Résoudre des problèmes sur une machine avec des centaines de milliers de systèmes nécessite non seulement une connaissance encyclopédique de la façon dont tout cela s’emboîte, mais aussi la capacité de détecter rapidement le plus petit des indices. Il le décrit comme un « piratage de très haut calibre » – un terme approprié si nous en avons déjà entendu un.
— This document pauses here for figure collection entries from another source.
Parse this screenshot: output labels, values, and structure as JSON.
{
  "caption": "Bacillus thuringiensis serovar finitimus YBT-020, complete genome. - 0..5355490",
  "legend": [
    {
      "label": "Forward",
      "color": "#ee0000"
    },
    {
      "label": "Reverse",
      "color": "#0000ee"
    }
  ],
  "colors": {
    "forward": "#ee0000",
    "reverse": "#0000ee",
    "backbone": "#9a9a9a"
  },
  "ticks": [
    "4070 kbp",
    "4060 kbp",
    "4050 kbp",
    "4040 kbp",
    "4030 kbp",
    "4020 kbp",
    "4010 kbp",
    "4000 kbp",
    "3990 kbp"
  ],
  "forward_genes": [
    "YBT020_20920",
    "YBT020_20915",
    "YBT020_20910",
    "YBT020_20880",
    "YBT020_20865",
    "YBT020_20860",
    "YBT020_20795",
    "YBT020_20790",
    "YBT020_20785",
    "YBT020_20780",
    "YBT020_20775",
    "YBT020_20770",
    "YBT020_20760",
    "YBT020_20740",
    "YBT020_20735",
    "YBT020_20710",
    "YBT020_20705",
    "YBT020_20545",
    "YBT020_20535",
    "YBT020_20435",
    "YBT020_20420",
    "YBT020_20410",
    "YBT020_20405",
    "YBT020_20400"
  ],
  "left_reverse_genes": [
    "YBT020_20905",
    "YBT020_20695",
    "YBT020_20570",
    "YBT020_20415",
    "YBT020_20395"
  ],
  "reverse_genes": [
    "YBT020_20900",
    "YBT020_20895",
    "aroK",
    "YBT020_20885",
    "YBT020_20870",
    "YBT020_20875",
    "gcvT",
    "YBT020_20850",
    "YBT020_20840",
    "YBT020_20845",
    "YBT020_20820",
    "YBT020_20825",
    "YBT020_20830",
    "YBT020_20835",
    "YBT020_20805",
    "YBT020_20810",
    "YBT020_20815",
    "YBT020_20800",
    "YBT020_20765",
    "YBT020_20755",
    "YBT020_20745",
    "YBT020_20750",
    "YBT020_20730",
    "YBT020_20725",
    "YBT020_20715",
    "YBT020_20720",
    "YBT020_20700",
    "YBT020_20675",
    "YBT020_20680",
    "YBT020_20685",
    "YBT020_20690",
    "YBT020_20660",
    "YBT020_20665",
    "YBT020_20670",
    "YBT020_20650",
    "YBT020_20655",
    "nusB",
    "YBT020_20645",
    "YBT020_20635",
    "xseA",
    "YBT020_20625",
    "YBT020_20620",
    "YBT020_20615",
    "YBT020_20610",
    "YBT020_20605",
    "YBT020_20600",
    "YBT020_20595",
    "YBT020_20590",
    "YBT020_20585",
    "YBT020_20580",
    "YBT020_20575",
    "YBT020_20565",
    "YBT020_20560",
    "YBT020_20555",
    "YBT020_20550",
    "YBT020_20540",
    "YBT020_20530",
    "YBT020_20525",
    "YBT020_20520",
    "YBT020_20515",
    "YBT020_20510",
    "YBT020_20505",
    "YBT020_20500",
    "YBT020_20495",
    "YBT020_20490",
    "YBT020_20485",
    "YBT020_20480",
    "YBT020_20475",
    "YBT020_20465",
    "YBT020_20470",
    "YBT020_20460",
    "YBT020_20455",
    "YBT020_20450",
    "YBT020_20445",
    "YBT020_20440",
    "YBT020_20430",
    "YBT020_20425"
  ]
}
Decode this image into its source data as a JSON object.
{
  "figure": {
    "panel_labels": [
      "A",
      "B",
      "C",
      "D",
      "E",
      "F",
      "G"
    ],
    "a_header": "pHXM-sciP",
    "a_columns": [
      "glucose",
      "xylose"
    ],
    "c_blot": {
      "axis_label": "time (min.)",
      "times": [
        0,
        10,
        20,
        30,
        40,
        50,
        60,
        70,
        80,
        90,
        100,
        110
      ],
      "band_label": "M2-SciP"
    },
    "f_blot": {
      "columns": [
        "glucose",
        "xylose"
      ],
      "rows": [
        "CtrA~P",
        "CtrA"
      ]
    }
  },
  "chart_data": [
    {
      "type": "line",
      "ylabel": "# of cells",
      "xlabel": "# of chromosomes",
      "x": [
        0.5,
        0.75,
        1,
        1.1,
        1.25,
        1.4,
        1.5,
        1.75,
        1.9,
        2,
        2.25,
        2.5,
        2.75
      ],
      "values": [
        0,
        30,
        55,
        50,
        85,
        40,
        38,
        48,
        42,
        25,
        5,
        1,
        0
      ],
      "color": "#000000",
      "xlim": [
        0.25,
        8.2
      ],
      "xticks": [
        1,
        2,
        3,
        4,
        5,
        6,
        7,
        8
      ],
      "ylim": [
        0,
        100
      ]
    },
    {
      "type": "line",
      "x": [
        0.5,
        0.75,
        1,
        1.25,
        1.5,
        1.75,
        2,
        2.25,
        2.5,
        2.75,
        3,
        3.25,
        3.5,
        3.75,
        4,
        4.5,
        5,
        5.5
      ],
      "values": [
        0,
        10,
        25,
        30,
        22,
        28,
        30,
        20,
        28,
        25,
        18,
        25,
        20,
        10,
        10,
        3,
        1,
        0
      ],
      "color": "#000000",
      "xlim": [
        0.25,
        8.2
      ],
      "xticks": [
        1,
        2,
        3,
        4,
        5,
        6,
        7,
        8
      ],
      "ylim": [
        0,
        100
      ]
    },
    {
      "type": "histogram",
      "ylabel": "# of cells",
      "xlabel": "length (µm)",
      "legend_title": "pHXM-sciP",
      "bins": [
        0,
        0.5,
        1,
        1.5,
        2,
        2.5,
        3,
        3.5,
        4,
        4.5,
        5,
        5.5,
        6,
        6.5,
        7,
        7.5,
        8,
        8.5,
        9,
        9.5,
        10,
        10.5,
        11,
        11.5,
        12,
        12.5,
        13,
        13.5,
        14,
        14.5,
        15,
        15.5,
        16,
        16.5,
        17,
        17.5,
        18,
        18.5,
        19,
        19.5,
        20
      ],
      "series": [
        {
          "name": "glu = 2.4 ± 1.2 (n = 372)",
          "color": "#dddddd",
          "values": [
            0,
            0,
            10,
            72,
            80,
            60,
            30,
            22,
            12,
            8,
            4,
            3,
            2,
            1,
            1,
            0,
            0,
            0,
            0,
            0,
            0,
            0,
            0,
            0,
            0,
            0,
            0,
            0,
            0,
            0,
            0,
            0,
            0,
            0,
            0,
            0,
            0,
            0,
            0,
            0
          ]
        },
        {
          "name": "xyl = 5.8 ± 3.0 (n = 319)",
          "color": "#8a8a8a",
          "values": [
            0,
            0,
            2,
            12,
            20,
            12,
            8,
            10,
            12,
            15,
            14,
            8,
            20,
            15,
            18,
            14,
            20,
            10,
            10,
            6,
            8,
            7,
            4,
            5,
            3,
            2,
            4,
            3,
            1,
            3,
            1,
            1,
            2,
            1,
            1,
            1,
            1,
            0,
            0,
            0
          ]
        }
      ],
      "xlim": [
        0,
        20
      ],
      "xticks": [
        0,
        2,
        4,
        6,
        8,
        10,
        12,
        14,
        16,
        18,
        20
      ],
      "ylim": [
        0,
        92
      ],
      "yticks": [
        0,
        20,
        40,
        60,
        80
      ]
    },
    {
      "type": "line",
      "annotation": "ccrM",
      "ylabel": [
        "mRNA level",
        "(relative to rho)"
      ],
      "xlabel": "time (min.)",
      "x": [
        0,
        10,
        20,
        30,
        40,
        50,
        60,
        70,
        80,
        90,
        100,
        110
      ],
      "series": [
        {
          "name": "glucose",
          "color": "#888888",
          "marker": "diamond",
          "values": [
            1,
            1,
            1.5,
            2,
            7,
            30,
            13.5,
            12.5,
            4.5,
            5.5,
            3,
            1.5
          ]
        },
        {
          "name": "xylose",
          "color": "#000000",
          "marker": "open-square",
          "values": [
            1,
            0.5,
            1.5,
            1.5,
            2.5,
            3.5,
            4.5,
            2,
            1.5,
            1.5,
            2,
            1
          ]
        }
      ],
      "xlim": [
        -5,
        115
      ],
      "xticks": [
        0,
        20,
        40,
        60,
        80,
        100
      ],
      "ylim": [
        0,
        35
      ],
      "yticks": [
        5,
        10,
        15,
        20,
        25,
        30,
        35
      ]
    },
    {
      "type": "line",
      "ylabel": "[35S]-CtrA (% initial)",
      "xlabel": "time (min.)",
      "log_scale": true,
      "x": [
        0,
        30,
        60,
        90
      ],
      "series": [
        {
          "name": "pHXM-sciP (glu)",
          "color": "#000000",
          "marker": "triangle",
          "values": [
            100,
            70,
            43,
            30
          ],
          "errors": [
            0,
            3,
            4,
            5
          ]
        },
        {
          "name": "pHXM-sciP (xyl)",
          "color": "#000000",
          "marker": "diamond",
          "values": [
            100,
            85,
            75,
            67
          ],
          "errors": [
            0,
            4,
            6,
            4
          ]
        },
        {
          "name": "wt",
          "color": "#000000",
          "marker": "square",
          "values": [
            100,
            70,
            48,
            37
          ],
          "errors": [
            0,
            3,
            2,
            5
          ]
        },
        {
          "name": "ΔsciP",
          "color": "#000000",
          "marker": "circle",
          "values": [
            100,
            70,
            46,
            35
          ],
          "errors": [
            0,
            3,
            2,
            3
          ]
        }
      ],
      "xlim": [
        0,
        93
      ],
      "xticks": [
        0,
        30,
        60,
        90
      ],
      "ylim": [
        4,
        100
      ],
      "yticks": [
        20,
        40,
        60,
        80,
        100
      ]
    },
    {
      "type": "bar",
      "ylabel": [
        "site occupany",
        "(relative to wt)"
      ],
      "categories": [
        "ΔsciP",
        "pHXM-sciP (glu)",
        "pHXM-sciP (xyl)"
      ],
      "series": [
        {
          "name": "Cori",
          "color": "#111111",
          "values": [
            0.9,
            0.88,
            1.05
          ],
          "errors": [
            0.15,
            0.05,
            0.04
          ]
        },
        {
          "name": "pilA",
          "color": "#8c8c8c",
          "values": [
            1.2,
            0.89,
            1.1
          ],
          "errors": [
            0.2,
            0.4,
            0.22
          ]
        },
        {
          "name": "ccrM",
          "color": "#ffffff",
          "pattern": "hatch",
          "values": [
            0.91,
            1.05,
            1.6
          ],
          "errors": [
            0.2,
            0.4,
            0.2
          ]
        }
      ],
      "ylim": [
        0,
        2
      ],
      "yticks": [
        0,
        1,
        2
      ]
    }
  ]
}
Mais il note également, presque avec nostalgie, que le LHC a fonctionné avec une stabilité remarquable ces derniers temps. Lorsqu’il a été mis en ligne pour la première fois en 2008, il explique que le temps moyen entre les pannes (MTBF) du LHC n’était que de cinq minutes. Maintenant, il passe des mois sans entendre l’appel des sirènes de la Grande Dame, ce qui donne à son équipe plus d’opportunités de travailler sur des projets et des machines plus petits. Ce n’est peut-être pas aussi excitant, mais c’est certainement productif.

Nous tenons à remercier Daniel Valuch pour avoir fourni un aperçu aussi incroyable de ce que c’est que de travailler au CERN, et plus particulièrement sur une machine aussi incroyable que le Large Hadron Collider. Nous sommes heureux d’apprendre que travailler dans un tel environnement est aussi gratifiant que nous l’espérions, et ne serions pas surpris si les lecteurs regardaient les sciences sous un jour différent après avoir lu ses récits de première main. Comme toujours, la transcription complète de ce Hack Chat est disponible sur Hackaday.io, que nous vous recommandons vivement de consulter si vous êtes même un peu intéressé par la physique des hautes énergies ou les rouages ​​du LHC.


Le Hack Chat est une session de chat en ligne hebdomadaire animée par des experts de premier plan de tous les coins de l’univers du piratage matériel. C’est un excellent moyen pour les pirates de se connecter de manière amusante et informelle, mais si vous ne pouvez pas le diffuser en direct, ces articles de synthèse ainsi que les transcriptions publiées sur Hackaday.io vous permettent de ne rien manquer.

Image en vedette : CERN, CC BY 4.0, via Wikimedia Commons

François Zipponi
Je suis François Zipponi, éditorialiste pour le site 10-raisons.fr. J'ai commencé ma carrière de journaliste en 2004, et j'ai travaillé pour plusieurs médias français, dont le Monde et Libération. En 2016, j'ai rejoint 10-raisons.fr, un site innovant proposant des articles sous la forme « 10 raisons de... ». En tant qu'éditorialiste, je me suis engagé à fournir un contenu original et pertinent, abordant des sujets variés tels que la politique, l'économie, les sciences, l'histoire, etc. Je m'efforce de toujours traiter les sujets de façon objective et impartiale. Mes articles sont régulièrement partagés sur les réseaux sociaux et j'interviens dans des conférences et des tables rondes autour des thèmes abordés sur 10-raisons.fr.